Peter waited as long as flesh-and-blood could wait, looking at her.
“Well?” he pleaded, at last. “That is all. Have you nothing to say to me?”
She raised her eyes, and for the tiniest fraction of a second they gave themselves to his. Then she dropped them again.
“You are sure,” she asked, “you are perfectly sure that when, afterwards, you met her, and came to know her as she really is—you are perfectly sure there was no disappointment?”
“Disappointment!” cried Peter. “She is in every way immeasurably beyond anything that I was capable of dreaming. Oh, if you could see her, if you could hear her speak, if you could look into her eyes—if you could see her as others see her—you would not ask whether there was a disappointment. She is... No; the language is not yet invented, in which I could describe her.”
The Duchessa smiled, softly, to herself.
“And you are in love with her—more or less?” she asked.

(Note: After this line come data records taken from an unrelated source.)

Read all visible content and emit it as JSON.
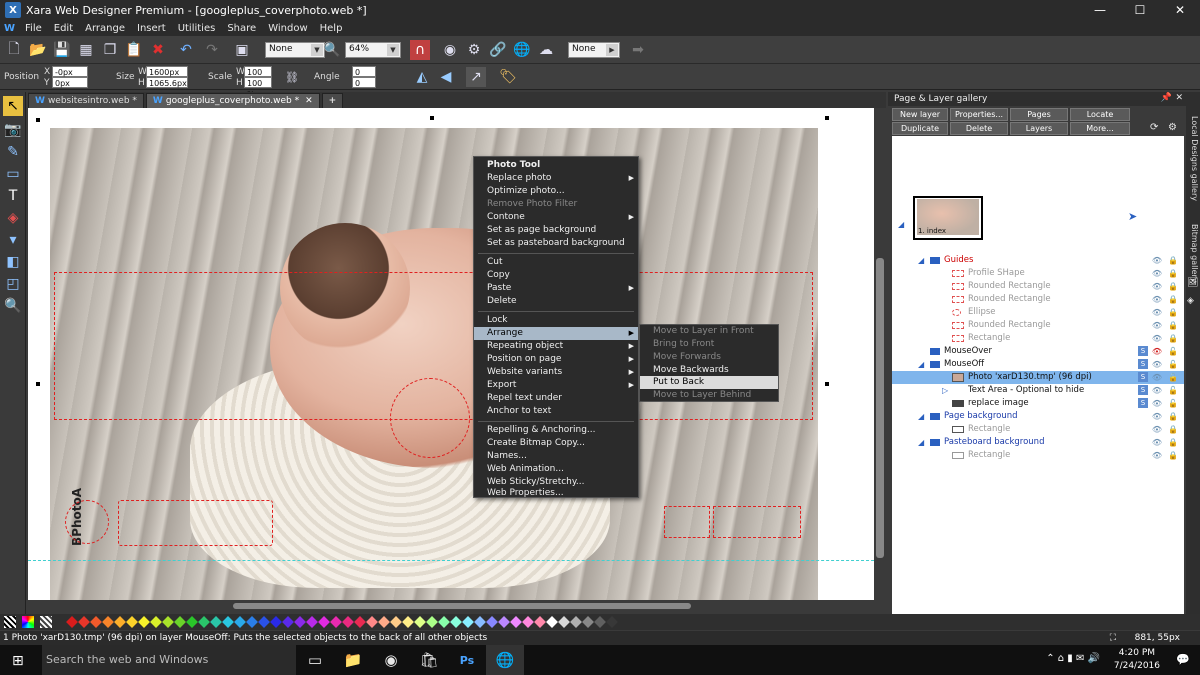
{
  "window": {
    "title": "Xara Web Designer Premium - [googleplus_coverphoto.web *]",
    "minimize": "—",
    "maximize": "☐",
    "close": "✕"
  },
  "menu": {
    "logo": "W",
    "items": [
      "File",
      "Edit",
      "Arrange",
      "Insert",
      "Utilities",
      "Share",
      "Window",
      "Help"
    ]
  },
  "toolbar": {
    "quality_select": "None",
    "zoom_select": "64%",
    "snap_select": "None"
  },
  "infobar": {
    "position_label": "Position",
    "x_label": "X",
    "x_value": "-0px",
    "y_label": "Y",
    "y_value": "0px",
    "size_label": "Size",
    "w_label": "W",
    "w_value": "1600px",
    "h_label": "H",
    "h_value": "1065.6px",
    "scale_label": "Scale",
    "scale_w_label": "W",
    "scale_w": "100 %",
    "scale_h_label": "H",
    "scale_h": "100 %",
    "angle_label": "Angle",
    "angle_1": "0",
    "angle_2": "0"
  },
  "tabs": [
    {
      "icon": "W",
      "label": "websitesintro.web *"
    },
    {
      "icon": "W",
      "label": "googleplus_coverphoto.web *"
    }
  ],
  "tab_add": "+",
  "photo_watermark": "BPhotoA",
  "context_menu": {
    "items": [
      {
        "label": "Photo Tool",
        "bold": true
      },
      {
        "label": "Replace photo",
        "sub": true
      },
      {
        "label": "Optimize photo..."
      },
      {
        "label": "Remove Photo Filter",
        "disabled": true
      },
      {
        "label": "Contone",
        "sub": true
      },
      {
        "label": "Set as page background"
      },
      {
        "label": "Set as pasteboard background"
      },
      {
        "label": "Cut"
      },
      {
        "label": "Copy"
      },
      {
        "label": "Paste",
        "sub": true
      },
      {
        "label": "Delete"
      },
      {
        "label": "Lock"
      },
      {
        "label": "Arrange",
        "sub": true,
        "highlight": true
      },
      {
        "label": "Repeating object",
        "sub": true
      },
      {
        "label": "Position on page",
        "sub": true
      },
      {
        "label": "Website variants",
        "sub": true
      },
      {
        "label": "Export",
        "sub": true
      },
      {
        "label": "Repel text under"
      },
      {
        "label": "Anchor to text"
      },
      {
        "label": "Repelling & Anchoring..."
      },
      {
        "label": "Create Bitmap Copy..."
      },
      {
        "label": "Names..."
      },
      {
        "label": "Web Animation..."
      },
      {
        "label": "Web Sticky/Stretchy..."
      },
      {
        "label": "Web Properties..."
      }
    ],
    "arrange_submenu": [
      {
        "label": "Move to Layer in Front",
        "disabled": true
      },
      {
        "label": "Bring to Front",
        "disabled": true
      },
      {
        "label": "Move Forwards",
        "disabled": true
      },
      {
        "label": "Move Backwards"
      },
      {
        "label": "Put to Back",
        "highlight": true
      },
      {
        "label": "Move to Layer Behind",
        "disabled": true
      }
    ]
  },
  "layer_gallery": {
    "title": "Page & Layer gallery",
    "buttons_row1": [
      "New layer",
      "Properties...",
      "Pages",
      "Locate"
    ],
    "buttons_row2": [
      "Duplicate",
      "Delete",
      "Layers",
      "More..."
    ],
    "page_thumb_label": "1. index",
    "rows": [
      {
        "label": "Guides",
        "style": "red",
        "indent": 0,
        "layer": true
      },
      {
        "label": "Profile SHape",
        "style": "grey",
        "indent": 2
      },
      {
        "label": "Rounded Rectangle",
        "style": "grey",
        "indent": 2
      },
      {
        "label": "Rounded Rectangle",
        "style": "grey",
        "indent": 2
      },
      {
        "label": "Ellipse",
        "style": "grey",
        "indent": 2
      },
      {
        "label": "Rounded Rectangle",
        "style": "grey",
        "indent": 2
      },
      {
        "label": "Rectangle",
        "style": "grey",
        "indent": 2
      },
      {
        "label": "MouseOver",
        "style": "black",
        "indent": 0,
        "layer": true
      },
      {
        "label": "MouseOff",
        "style": "black",
        "indent": 0,
        "layer": true
      },
      {
        "label": "Photo 'xarD130.tmp' (96 dpi)",
        "style": "sel",
        "indent": 2
      },
      {
        "label": "Text Area - Optional to hide",
        "style": "black",
        "indent": 2
      },
      {
        "label": "replace image",
        "style": "black",
        "indent": 2
      },
      {
        "label": "Page background",
        "style": "blue",
        "indent": 0,
        "layer": true
      },
      {
        "label": "Rectangle",
        "style": "grey",
        "indent": 2
      },
      {
        "label": "Pasteboard background",
        "style": "blue",
        "indent": 0,
        "layer": true
      },
      {
        "label": "Rectangle",
        "style": "grey",
        "indent": 2
      }
    ]
  },
  "side_tabs": [
    "Local Designs gallery",
    "Bitmap gallery"
  ],
  "palette_colors": [
    "#d91c1c",
    "#e8362a",
    "#f25a2b",
    "#f7842a",
    "#fbae2a",
    "#fcd32a",
    "#f6f22a",
    "#d8ef2a",
    "#a8e22a",
    "#6ad32a",
    "#2ac62a",
    "#2ac66a",
    "#2ac6a8",
    "#2ac6e0",
    "#2aa8e8",
    "#2a7ee8",
    "#2a52e8",
    "#2a2ae8",
    "#5a2ae8",
    "#8a2ae8",
    "#b82ae8",
    "#e02ae0",
    "#e82ab0",
    "#e82a80",
    "#e82a52",
    "#ff8888",
    "#ffaa88",
    "#ffcc88",
    "#ffee88",
    "#ddff88",
    "#aaff88",
    "#88ffaa",
    "#88ffdd",
    "#88eeff",
    "#88bbff",
    "#8888ff",
    "#bb88ff",
    "#ee88ff",
    "#ff88dd",
    "#ff88aa",
    "#ffffff",
    "#d8d8d8",
    "#b0b0b0",
    "#888888",
    "#606060",
    "#383838"
  ],
  "status": {
    "message": "1 Photo 'xarD130.tmp' (96 dpi) on layer MouseOff: Puts the selected objects to the back of all other objects",
    "coords": "881, 55px"
  },
  "taskbar": {
    "search": "Search the web and Windows",
    "time": "4:20 PM",
    "date": "7/24/2016"
  }
}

“I love her so that the bare imagination of being allowed to tell her of my love almost makes me faint with joy. But it is like the story of the poor squire who loved his queen. She is the greatest of great ladies. I am nobody. She is so beautiful, so splendid, and so high above me, it would be the maddest presumption for me to ask her for her love. To ask for the love of my Queen! And yet—Oh, I can say no more. God sees my heart. God knows how I love her.”
“And it is on her account—because you think your love is hopeless—that you are going away, that you are going back to England?”